Uma questão de identidade que se intensificou nos últimos anos com o surgimento das redes sociais.
Tiramos uma foto. Olhamos para ela por alguns segundos, damos zoom, olhamos de novo. Na verdade, é uma foto perfeitamente normal, mas ainda assim não a publicamos. Talvez porque não nos reconheçamos nela, ou talvez porque nos reconheçamos demais. Há uma estranha distância entre a imagem que vemos de nós mesmos e aquela que queremos ou achamos que os outros verão.
Muito antes do Instagram, dos filtros que alteram rostos sem deixar vestígios ou da possibilidade de editar uma fotografia com alguns toques na tela, Miguel de Unamuno já havia traduzido em palavras um sentimento presente nesse conflito.

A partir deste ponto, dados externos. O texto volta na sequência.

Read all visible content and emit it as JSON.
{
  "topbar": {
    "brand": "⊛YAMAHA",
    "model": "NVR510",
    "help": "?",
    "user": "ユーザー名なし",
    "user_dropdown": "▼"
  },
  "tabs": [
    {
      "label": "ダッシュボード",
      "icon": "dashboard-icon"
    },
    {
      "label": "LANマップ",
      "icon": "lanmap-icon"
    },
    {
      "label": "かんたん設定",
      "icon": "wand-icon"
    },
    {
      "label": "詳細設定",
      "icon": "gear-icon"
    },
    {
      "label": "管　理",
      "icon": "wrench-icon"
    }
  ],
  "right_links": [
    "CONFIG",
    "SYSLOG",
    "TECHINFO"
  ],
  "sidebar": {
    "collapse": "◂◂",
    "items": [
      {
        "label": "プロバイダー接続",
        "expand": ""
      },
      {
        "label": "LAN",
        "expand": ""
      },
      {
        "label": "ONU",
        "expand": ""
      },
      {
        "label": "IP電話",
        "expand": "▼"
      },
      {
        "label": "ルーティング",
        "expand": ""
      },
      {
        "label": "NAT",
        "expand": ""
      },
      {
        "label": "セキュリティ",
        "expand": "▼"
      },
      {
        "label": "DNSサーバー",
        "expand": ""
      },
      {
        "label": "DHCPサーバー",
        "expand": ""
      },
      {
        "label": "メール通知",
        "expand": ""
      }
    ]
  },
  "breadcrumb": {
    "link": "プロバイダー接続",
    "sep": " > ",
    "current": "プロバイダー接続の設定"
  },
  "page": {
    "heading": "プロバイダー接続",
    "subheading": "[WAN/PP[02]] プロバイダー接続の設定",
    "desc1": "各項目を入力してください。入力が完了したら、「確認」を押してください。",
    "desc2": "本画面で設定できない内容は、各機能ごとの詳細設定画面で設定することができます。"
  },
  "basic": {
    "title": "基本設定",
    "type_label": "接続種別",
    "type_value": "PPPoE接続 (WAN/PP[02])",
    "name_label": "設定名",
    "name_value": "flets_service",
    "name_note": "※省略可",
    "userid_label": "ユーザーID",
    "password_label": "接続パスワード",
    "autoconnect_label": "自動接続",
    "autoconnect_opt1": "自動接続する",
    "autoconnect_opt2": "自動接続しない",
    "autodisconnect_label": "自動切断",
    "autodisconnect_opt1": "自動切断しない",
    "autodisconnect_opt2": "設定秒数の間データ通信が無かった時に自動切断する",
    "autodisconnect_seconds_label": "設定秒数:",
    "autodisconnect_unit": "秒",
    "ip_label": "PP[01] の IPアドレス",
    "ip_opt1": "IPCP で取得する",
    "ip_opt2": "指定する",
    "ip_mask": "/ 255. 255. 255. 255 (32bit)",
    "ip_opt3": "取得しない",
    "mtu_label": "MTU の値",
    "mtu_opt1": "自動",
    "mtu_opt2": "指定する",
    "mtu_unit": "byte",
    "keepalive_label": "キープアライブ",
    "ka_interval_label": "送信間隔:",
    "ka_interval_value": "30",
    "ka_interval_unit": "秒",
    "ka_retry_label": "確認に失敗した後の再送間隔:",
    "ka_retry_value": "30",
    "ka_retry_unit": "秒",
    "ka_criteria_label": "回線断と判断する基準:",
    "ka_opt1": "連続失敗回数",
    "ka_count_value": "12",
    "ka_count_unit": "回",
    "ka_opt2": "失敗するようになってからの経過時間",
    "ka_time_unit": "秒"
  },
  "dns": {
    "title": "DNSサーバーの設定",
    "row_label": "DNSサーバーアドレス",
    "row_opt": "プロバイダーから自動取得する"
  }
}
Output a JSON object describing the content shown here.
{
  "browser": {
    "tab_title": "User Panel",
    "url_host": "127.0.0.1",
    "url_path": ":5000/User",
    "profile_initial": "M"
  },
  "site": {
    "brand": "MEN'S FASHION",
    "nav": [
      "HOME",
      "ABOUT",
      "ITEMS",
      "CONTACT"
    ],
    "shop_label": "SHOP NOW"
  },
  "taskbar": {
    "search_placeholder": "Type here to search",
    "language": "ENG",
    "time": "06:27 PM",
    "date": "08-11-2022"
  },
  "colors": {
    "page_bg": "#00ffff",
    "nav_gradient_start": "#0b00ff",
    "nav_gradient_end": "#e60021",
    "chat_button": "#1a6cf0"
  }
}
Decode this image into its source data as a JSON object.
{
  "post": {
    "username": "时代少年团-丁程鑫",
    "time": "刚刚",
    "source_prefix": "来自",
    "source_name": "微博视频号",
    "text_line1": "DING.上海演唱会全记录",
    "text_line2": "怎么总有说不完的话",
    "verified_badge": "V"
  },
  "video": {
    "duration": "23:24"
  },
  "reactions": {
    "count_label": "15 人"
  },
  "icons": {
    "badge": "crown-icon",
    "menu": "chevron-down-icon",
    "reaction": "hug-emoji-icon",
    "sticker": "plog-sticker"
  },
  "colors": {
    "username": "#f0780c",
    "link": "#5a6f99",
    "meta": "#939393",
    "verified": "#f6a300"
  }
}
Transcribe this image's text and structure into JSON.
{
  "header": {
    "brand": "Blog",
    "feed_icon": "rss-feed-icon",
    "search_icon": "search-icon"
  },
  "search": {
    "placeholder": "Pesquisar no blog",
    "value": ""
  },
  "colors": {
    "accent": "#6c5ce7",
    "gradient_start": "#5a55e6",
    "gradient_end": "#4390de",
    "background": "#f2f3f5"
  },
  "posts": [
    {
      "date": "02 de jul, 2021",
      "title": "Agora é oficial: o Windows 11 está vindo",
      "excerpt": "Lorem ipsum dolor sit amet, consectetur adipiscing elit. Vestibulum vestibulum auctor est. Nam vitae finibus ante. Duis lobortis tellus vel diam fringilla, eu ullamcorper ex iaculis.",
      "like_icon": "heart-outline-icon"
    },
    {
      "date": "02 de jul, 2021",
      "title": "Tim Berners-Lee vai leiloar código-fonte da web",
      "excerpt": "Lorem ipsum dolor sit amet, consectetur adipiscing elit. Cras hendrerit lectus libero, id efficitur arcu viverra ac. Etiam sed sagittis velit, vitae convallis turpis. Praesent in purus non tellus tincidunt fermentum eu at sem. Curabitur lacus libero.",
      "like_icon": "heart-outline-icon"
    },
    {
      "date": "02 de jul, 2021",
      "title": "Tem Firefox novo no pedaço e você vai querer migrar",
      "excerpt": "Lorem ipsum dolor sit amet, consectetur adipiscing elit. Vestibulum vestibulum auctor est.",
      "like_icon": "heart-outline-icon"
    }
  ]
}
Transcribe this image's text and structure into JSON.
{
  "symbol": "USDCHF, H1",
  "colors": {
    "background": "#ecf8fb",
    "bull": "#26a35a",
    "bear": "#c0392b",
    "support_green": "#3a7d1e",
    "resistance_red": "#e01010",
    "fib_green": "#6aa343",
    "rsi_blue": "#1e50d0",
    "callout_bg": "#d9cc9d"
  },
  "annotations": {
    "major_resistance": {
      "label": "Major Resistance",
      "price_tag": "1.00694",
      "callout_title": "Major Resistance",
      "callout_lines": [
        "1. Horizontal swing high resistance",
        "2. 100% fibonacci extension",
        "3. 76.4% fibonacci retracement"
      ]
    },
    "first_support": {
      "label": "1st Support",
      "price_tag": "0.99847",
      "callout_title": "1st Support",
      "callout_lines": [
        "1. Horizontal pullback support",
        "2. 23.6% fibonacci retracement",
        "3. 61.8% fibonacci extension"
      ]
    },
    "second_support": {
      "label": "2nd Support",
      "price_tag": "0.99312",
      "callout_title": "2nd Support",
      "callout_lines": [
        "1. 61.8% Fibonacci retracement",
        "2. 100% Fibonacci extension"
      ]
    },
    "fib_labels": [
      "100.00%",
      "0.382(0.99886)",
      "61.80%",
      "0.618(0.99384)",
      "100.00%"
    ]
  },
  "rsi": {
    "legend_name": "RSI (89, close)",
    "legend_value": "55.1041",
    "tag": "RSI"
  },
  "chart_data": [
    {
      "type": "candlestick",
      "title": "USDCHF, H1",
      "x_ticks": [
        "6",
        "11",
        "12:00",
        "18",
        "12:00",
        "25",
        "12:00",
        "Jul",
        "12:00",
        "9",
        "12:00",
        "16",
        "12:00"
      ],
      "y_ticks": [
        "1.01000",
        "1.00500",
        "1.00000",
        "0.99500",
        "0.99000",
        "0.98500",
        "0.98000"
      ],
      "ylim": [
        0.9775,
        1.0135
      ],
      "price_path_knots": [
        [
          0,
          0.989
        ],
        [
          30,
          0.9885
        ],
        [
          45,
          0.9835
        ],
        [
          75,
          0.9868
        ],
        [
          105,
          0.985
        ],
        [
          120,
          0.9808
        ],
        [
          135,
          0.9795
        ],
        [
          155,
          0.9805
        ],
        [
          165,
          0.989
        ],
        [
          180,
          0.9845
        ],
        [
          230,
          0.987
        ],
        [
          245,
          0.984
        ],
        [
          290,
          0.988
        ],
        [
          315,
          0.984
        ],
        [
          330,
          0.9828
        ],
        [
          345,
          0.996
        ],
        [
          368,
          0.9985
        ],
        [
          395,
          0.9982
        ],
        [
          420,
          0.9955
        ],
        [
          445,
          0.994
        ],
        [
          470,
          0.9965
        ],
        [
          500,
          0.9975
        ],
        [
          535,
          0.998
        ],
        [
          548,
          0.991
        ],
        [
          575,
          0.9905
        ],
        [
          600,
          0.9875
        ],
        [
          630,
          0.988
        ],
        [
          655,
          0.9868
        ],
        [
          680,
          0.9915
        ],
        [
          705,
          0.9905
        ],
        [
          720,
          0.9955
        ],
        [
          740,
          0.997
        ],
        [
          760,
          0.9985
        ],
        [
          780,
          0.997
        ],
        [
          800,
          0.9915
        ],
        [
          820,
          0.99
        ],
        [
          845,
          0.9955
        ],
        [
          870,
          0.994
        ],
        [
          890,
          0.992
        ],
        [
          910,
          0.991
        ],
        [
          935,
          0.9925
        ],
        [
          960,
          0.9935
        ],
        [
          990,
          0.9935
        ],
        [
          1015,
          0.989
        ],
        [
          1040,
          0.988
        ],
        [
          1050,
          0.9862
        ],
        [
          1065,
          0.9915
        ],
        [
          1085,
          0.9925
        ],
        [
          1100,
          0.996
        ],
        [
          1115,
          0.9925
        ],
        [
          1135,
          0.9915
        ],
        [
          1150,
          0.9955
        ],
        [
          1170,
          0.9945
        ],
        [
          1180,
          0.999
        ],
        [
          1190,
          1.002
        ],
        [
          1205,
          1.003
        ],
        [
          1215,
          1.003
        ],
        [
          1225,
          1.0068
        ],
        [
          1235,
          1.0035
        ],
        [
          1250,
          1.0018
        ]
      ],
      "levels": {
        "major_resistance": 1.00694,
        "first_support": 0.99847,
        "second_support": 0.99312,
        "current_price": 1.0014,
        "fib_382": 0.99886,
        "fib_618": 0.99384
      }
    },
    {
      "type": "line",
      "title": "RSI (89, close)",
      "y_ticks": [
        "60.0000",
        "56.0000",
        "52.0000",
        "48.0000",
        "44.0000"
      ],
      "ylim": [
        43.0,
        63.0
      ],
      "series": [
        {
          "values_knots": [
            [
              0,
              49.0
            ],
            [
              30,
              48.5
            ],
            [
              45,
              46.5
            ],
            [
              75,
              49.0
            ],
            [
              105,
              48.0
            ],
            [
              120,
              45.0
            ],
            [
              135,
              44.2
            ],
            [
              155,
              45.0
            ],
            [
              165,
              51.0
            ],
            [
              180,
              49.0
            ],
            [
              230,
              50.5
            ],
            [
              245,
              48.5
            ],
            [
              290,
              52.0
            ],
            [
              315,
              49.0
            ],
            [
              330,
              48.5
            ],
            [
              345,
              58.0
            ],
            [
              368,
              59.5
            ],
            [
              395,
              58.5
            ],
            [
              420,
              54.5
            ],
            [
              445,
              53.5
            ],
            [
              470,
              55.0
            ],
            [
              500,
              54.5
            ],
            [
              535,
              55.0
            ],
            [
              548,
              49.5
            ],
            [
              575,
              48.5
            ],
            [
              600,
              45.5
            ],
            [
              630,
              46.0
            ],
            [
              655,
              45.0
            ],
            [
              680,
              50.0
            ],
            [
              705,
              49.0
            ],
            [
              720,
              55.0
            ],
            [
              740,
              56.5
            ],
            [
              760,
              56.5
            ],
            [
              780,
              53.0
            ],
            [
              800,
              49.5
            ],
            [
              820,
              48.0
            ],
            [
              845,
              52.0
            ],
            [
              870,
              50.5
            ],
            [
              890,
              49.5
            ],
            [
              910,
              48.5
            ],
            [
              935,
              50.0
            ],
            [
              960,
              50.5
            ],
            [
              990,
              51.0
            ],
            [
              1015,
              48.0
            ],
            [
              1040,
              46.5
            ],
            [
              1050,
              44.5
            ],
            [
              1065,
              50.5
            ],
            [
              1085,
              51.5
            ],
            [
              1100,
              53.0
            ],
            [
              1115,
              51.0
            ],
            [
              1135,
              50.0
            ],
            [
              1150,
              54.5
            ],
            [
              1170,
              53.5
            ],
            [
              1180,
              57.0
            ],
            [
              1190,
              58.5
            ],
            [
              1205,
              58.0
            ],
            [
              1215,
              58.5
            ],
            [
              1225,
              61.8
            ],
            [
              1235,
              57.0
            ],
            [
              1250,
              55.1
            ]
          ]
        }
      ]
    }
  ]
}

"Na realidade, cada um de nós é três: aquele que acreditamos ser, aquele que os outros acreditam que somos e aquele que realmente somos."
A frase pertence à sua obra-prima de ensaios, "O Sentido Trágico da Vida", publicada originalmente em 1912. Trata-se de um tratado filosófico no qual Unamuno analisa a angústia existencial, a imortalidade e a identidade humana. Nos capítulos dedicados à personalidade e ao eu interior, ele desenvolve esse paradoxo para explicar a fragmentação que os seres humanos vivenciam no cotidiano.